Tuesday, 15 November 2022

FTX Crypto Collapse A Good Parallel On How To Make Up Stories and Shift Blame At Workplace.

FTX's founder Sam Bankman-Fried is a genius. He has mentioned that for the billions of dollars being transferred from customer accounts at FTX to his own trading firm Alameda Research, is actually a "margin loan". Hence indirectly saying that it is not an illegal fund transfer. It is really amazing how FTX financial controls and internal governance actually allows a margin loan to single party to grow till so large. Even more puzzling is the fact that stakeholders such as customers, investors, employees and auditors themselves were not aware that the deposits in custody at FTX were being used for trading at Alameda Research. Who dare wins indeed! 

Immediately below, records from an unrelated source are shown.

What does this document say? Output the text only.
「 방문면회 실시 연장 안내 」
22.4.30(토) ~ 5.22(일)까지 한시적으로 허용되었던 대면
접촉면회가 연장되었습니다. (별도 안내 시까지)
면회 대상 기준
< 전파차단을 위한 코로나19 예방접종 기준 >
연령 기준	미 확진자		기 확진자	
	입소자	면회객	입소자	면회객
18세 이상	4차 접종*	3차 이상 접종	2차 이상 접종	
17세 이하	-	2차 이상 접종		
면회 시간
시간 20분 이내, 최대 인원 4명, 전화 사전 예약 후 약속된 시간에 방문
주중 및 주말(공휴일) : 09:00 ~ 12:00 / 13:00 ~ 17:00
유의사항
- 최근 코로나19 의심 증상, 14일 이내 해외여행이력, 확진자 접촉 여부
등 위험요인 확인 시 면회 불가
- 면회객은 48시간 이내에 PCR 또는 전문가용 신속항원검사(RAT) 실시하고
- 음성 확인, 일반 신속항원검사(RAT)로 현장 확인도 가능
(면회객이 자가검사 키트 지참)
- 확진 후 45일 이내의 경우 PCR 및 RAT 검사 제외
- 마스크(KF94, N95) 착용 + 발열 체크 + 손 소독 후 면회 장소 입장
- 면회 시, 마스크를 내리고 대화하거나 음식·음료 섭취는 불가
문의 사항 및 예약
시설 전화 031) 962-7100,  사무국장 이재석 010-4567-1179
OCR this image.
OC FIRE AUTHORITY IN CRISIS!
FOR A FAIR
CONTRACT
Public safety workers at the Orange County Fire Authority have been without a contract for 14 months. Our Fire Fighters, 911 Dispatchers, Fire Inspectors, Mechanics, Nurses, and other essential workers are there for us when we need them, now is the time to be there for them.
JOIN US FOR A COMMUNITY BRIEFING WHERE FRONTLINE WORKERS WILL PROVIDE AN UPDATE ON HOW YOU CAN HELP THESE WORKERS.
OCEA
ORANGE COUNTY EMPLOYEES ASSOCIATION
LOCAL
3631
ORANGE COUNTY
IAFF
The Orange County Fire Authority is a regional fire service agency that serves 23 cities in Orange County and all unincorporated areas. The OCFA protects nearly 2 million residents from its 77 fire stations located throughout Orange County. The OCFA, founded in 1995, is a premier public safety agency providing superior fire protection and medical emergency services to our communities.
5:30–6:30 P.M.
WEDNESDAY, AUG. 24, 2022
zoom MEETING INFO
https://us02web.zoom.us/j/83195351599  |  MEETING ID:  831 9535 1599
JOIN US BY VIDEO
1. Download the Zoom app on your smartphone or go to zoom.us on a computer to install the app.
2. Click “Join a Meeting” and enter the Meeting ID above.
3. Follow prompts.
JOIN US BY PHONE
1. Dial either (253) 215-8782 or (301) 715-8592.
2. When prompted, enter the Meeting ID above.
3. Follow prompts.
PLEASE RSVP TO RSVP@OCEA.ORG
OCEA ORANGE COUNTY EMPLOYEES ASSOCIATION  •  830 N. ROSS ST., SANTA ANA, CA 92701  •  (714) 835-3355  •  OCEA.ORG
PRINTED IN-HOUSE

Maybe Bankman-Fried is now busy preparing a lot of documents to backdate them to cover his backside. We can probably employ the same tactic as Bankman-Fried in the real commercial workplace to make up story to cover up screw ups (this will make us similarly deplorable). 

The FTX crypto implosion is unfortunate and reflects the dark side of the promise of "decentralization" governance away from central authorities. I feel sorry for investors who were caught under the latest FTX collapse and I say this without any trace of schadenfreude. The inherent peril in investing in any assets is always there. It is just not possible to easily predict and prevent such collapse. Even Temasek Holdings poured US$200Mil of investments into funding FTX along with Blackrock. 

(Note: I lament at the complete loss of US$200Mil- imagine if the government had given out this to all Singaporeans instead and we can have $40 to S$50 per person to spend on an awesome meal at Din Tai Fung).